Wednesday, April 17, 2013

Migration Outlook April 18-23

Pine Warbler is a classic April migrant at Magee Marsh and nearby areas in n.w. Ohio, and a few are in the area right now.  Photo by Kenn Kaufman.

Wednesday, April 17:  With a notable arrival of new birds during the last three days, the diversity of migrants in northwestern Ohio is growing rapidly.  Most warblers and other neotropical migrants are present in only small numbers, but the potential for surprising finds has ramped up considerably, and seekers are finding an exciting mix of birds.

Along with a push of Yellow-rumped Warblers and White-throated Sparrows on April 15-17, the area also received a good sprinkling of other birds, including Pine, Palm, Yellow, and Nashville warblers, Ovenbird, Louisiana Waterthrush, House Wren, Snowy Egret, Chimney Swift, and others.  A Prairie Warbler was enjoyed by many along the Magee Marsh boardwalk on April 16-17.

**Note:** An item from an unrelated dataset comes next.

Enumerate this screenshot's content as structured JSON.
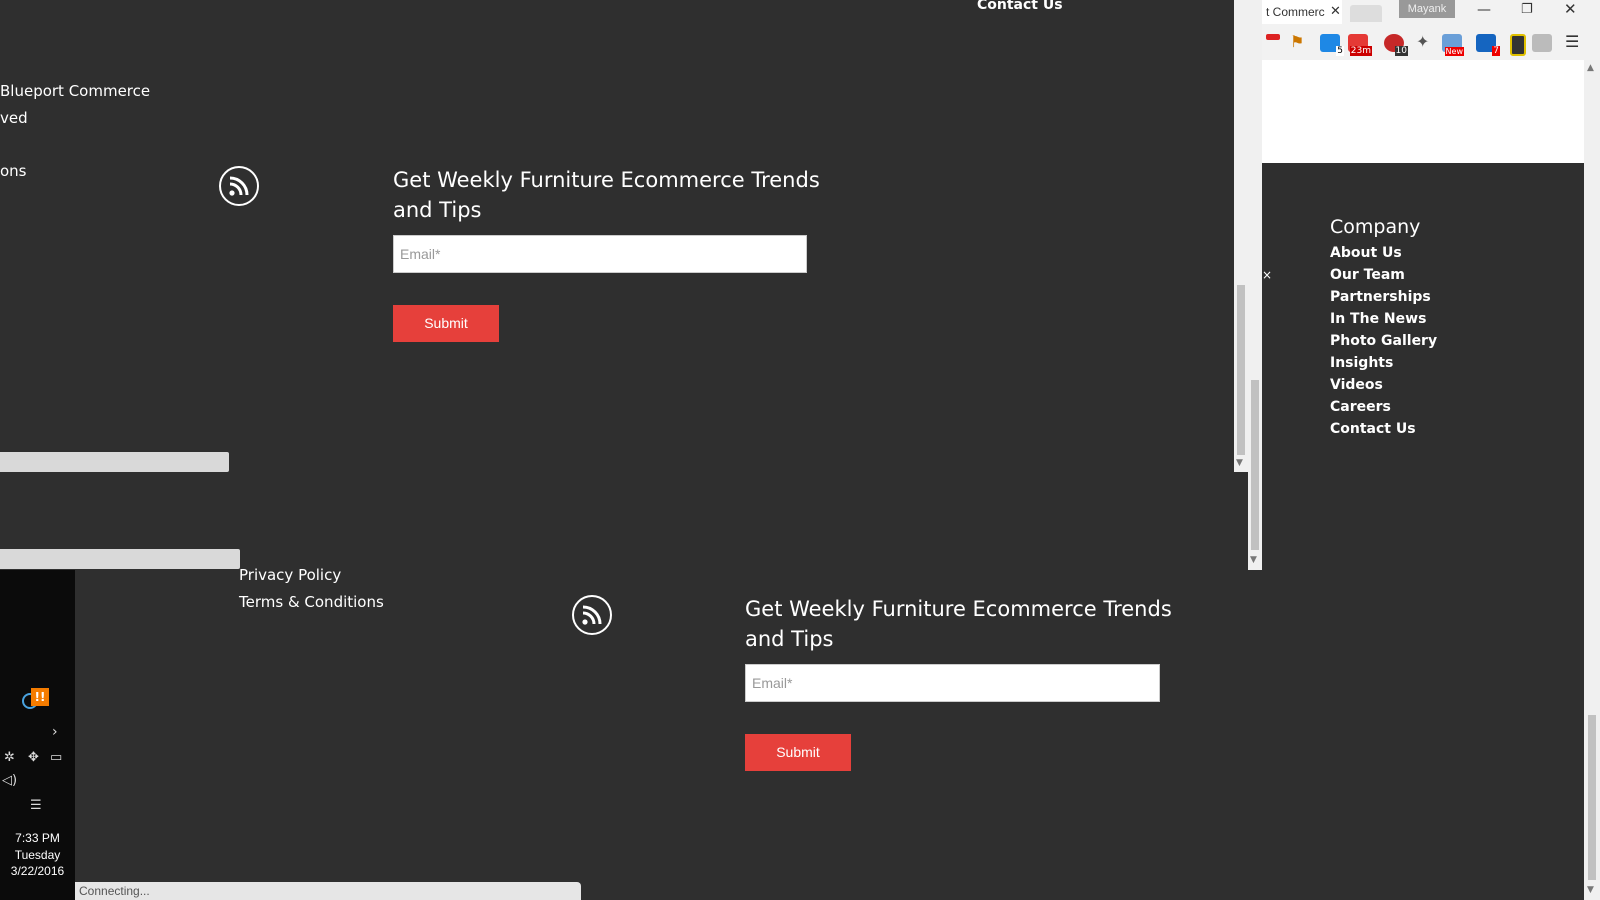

Tonight (Wednesday night) winds are from the east, but they are supposed to swing around to the south by sometime Thursday morning.  I doubt that will happen in time to produce many new migrants overnight, especially with rain happening to the south of us; but continuing southerly winds on Thursday might produce a daytime flight of hawks and other birds along the lake shore. With winds continuing southerly through Thursday night, Friday, and at least part of Friday night, we'll probably see a good arrival of new birds Friday morning, maybe Saturday morning as well.  But at the same time, we should watch for birds from the west.  A strong low-pressure system passing by to the north of us will create a major air flow from the west, so we might see strays such as American Avocet, Marbled Godwit, more American White Pelicans, or even Swainson's Hawk.  

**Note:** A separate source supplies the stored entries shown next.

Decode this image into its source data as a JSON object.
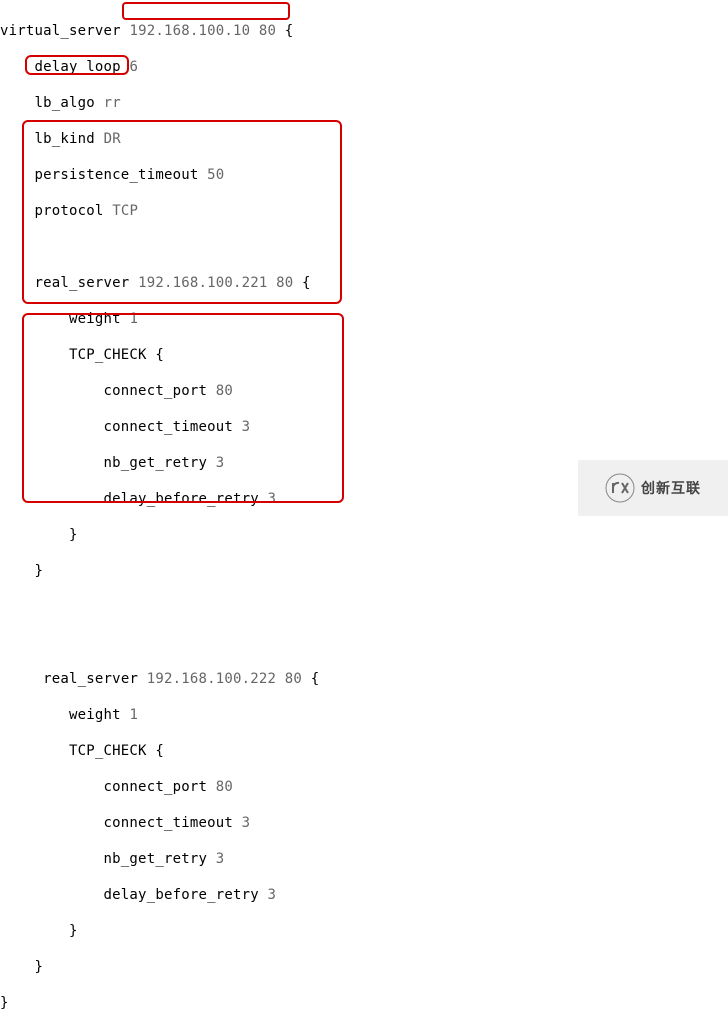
{
  "config": {
    "virtual_server_ip": "192.168.100.10",
    "virtual_server_port": "80",
    "delay_loop": "6",
    "lb_algo": "rr",
    "lb_kind": "DR",
    "persistence_timeout": "50",
    "protocol": "TCP",
    "servers": [
      {
        "ip": "192.168.100.221",
        "port": "80",
        "weight": "1",
        "connect_port": "80",
        "connect_timeout": "3",
        "nb_get_retry": "3",
        "delay_before_retry": "3"
      },
      {
        "ip": "192.168.100.222",
        "port": "80",
        "weight": "1",
        "connect_port": "80",
        "connect_timeout": "3",
        "nb_get_retry": "3",
        "delay_before_retry": "3"
      }
    ]
  },
  "labels": {
    "virtual_server": "virtual_server",
    "delay_loop": "delay_loop",
    "lb_algo": "lb_algo",
    "lb_kind": "lb_kind",
    "persistence_timeout": "persistence_timeout",
    "protocol": "protocol",
    "real_server": "real_server",
    "weight": "weight",
    "tcp_check": "TCP_CHECK",
    "connect_port": "connect_port",
    "connect_timeout": "connect_timeout",
    "nb_get_retry": "nb_get_retry",
    "delay_before_retry": "delay_before_retry"
  },
  "watermark": {
    "text": "创新互联",
    "icon_name": "cx-logo"
  }
}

Over the weekend we'll see winds shifting to the north on Saturday night (along with unseasonably cold temperatures) and then to the east-southeast on Sunday, shutting down much arrival of birds from the south or the west.  There will still be a lot of birds in the area, but they may be back away from the lake shore on Saturday and Sunday - so if the Magee boardwalk isn't active, you should check other spots a mile or two south, like the woods at Ottawa National Wildlife Refuge.  The auto tour at Ottawa is supposed to be open this weekend, Saturday and Sunday, from 8 to 4.  

On Monday, April 22, the winds will shift to more southerly again, especially overnight, and it's likely that we'll have a moderate arrival of migrants on Tuesday morning, the 23rd.  The number and variety of warblers and other neotropical migrants should continue to gradually increase, although I don't expect a massive arrival until a little later in the week.  

Summary:  Good numbers of early migrants are in the area, so every day should be rewarding for birding.  In the near term, the best days for new arrivals of migrants may be Friday, the 19th, and Tuesday, the 23rd, although the latter is still uncertain and the forecast may change.


Mark Morgan said...

What does "overflight species" refer to?

Kenn Kaufman said...

Mark, in answer to your question, an "overflight species" is a migratory bird that has its main breeding range south of here. Every spring, a few of these birds on their way north will overshoot their target and wind up here on the Lake Erie shoreline. Presumably after they get reoriented, they turn around and fly south to their breeding territory.

Gretchen said...

Just wanted to let you know that we saw a Eurasian jackdaw on the boardwalk at location 23, yesterday, 4/23 around 11:45 am. We did not know what it was, but got some decent pictures. This morning we were able to identify it! If you want to see pictures you can email me at

Gretchen Dowling

Gretchen said...

Hi Ken,
Gretchen again. Just spoke with Ryan Steiner and it seems that my Eurasian jackdaw was actually a rusty blackbird. A life bird for me as well. Ryan has pictures to make sure, but I'm pretty confident that he is right.